Animal Behavior Consultant performs assessment and determines if animal displays traits which would put staff, volunteers, or community adopter at risk. If no, then behaviorist may recommend changes to help improve traits or triggers or schedule follow up. If yes, then assessment information is forwarded to TCAS Manager for further review.
After TCAS Manager reviews the animal case history, and if in agreeance, the animal is considered a non-standard adoption.
Once identified as a nonstandard adoption, TCAS staff will notify the public, offering the public an opportunity to provide recommendations of organizations who should be included in the notification to rescues. After 72 hours of public notification, staff combines all information into the animal case file, and notifies all TCAS partner\rescue groups via email, that we have a higher risk nonstandard adoption animal that needs placement. We include information regarding the animal for transparency to the organizations. This starts a 10 day period for those organizations to respond about the ability to transfer the animal.

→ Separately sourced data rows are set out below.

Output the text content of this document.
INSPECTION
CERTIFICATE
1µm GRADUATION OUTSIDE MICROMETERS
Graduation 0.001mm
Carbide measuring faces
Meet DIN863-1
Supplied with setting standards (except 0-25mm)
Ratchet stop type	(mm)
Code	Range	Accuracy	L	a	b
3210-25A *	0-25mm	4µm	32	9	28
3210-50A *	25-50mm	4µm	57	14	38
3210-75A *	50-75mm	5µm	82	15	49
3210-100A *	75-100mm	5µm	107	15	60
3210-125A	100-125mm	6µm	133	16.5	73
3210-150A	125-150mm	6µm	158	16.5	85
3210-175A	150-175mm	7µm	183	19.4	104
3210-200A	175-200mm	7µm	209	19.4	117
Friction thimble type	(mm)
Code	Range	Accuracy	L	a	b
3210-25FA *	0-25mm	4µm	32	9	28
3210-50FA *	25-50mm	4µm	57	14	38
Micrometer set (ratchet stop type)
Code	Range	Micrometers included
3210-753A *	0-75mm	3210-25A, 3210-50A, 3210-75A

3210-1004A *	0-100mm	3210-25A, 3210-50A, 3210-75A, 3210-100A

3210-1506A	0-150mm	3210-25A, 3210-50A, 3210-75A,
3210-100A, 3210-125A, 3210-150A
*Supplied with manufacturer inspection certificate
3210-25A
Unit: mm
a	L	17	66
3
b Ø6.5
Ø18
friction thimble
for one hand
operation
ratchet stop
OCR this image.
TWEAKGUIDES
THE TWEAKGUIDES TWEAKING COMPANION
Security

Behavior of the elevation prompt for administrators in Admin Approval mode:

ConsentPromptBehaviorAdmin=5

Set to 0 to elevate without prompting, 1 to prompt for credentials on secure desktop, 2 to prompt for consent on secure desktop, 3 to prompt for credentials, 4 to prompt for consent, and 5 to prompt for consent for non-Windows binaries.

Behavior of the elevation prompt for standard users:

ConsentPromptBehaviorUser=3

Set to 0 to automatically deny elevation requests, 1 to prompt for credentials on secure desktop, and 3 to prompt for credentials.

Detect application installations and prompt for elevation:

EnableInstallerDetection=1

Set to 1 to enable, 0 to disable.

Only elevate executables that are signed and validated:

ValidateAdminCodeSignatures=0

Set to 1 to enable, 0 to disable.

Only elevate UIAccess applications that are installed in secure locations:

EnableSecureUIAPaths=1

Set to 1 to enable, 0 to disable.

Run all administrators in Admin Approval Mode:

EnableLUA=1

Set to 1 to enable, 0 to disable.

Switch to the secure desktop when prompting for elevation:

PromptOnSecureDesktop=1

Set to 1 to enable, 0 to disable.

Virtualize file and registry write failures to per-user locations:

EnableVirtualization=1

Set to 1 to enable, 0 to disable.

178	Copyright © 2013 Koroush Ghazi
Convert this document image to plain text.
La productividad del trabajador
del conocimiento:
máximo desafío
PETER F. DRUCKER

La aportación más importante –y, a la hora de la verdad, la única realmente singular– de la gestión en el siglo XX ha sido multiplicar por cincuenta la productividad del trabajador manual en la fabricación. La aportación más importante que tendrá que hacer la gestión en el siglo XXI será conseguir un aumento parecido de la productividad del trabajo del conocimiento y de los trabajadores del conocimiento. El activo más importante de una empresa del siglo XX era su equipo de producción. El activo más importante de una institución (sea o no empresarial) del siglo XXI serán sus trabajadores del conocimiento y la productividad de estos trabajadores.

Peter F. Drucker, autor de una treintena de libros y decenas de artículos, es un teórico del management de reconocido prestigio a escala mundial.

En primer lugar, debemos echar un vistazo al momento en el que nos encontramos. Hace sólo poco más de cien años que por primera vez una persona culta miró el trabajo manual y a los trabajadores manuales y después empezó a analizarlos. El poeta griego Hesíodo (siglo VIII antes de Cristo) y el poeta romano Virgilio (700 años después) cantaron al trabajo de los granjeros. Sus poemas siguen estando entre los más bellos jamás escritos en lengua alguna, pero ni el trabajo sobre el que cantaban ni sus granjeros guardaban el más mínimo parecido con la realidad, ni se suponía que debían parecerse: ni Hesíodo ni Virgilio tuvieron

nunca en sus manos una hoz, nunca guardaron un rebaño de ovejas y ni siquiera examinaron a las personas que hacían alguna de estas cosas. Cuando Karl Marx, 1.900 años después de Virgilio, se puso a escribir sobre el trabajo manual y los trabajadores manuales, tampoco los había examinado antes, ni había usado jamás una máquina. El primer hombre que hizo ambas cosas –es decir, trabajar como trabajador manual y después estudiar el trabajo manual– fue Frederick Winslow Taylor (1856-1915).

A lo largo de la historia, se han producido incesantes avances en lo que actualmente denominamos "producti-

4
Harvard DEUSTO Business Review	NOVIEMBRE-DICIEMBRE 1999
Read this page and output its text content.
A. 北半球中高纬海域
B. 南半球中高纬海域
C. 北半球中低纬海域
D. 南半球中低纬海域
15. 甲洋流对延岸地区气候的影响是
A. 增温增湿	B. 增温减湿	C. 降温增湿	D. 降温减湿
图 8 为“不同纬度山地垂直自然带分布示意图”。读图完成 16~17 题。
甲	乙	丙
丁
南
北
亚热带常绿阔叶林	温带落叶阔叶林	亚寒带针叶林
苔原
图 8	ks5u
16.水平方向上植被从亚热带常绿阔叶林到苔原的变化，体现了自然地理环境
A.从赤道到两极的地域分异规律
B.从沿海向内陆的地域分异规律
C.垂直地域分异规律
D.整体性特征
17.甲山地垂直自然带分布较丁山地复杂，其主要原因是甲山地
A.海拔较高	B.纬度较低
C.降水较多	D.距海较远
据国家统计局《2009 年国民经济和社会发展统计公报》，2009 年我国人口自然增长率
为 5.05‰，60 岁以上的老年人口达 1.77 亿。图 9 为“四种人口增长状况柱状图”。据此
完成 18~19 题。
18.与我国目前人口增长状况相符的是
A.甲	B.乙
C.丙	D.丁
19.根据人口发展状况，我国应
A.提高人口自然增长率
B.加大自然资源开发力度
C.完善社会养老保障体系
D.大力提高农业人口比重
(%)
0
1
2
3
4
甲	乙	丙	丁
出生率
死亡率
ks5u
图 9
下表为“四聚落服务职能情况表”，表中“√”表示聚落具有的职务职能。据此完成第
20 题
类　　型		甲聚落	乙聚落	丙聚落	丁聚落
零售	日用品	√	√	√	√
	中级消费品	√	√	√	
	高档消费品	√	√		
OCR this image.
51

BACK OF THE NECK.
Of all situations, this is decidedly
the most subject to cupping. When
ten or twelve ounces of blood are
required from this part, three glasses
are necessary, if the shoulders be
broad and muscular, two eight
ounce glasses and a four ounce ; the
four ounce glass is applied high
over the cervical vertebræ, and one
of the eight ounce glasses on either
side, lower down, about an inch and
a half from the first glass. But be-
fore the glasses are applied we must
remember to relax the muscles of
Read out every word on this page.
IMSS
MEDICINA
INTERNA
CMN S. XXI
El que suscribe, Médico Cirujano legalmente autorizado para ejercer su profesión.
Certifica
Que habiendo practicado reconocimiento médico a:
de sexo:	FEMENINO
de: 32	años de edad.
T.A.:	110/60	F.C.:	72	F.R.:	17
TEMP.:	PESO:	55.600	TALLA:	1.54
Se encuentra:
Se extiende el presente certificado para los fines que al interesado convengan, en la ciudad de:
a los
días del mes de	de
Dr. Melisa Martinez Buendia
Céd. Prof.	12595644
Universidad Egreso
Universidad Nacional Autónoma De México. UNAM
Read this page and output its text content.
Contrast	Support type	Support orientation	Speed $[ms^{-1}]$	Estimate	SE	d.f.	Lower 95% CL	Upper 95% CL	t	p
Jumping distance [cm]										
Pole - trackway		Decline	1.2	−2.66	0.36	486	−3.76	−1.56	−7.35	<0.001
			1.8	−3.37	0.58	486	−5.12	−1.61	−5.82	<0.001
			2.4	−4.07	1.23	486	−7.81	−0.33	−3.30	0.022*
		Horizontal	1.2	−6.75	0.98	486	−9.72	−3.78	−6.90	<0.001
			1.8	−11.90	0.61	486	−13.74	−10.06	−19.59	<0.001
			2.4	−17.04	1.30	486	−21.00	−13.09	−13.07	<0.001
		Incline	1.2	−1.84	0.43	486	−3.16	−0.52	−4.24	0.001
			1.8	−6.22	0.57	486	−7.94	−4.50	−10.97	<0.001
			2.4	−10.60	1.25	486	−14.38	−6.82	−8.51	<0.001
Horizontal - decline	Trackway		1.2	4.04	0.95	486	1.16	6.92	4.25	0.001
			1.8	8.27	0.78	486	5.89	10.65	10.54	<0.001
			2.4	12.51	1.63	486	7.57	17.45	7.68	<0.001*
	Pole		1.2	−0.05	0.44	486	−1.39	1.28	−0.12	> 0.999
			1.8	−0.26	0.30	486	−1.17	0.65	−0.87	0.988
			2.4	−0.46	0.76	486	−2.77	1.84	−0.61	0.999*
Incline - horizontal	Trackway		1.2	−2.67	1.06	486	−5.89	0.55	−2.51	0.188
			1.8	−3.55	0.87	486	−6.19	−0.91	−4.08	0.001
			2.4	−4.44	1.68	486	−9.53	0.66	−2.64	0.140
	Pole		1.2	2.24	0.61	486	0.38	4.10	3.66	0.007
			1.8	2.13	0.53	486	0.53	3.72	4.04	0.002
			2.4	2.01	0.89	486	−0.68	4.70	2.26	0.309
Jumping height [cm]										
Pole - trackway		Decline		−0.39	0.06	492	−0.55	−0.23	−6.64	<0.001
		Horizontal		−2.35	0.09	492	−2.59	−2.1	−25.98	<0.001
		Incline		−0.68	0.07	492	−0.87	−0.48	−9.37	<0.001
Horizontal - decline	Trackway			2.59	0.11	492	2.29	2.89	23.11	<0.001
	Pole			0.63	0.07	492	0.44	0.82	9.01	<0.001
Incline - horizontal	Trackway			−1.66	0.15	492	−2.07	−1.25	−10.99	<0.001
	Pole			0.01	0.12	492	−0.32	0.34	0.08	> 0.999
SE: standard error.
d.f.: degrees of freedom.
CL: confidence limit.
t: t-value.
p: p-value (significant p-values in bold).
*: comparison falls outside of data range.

If an agency can accept, we start the transfer process.
If no agencies respond, the animal case history is reviewed by on-staff vet. If in agreeance with case history and potential euthanasia, case is forwarded to TCAS Manager and TCAS Director for review.
TCAS Manager and TCAS Director will review the file and ensure all steps were completed as identified in the process. If in agreeance, the animal case history is submitted to an external vet for review and euthanasia. If not, the last step may be reperformed.
Upon external vet review of case, if in agreeance, the animal is euthanized by external vet.
This process in total takes several weeks to month(s) based on shelter schedule, consultant availability, staff availability, and vet availability. Any of the steps could result in a fallback or restart of the process to ensure the animal has the highest chance for placement while still balancing risk placed on staff or volunteers which handle the animal daily.
If an animal is euthanized by this process, a Euthanasia Action Report is presented at the next following Animal Control Authority Meeting, which outlines the case history, and is recorded and reported as a behavior euthanasia for the year.
This is the least desirable outcome, however as a municipal shelter, TCAS has to balance the general needs of all intake animals, is not equipped to rescue or rehabilitate all animals, and therefore must balance the risk to staff, volunteers, community adopters, and the partnering cities, which sometimes results in application of the non-standard adoption process including euthanasia as a last resort. We're grateful for our community's understanding and support as we navigate these challenging situations.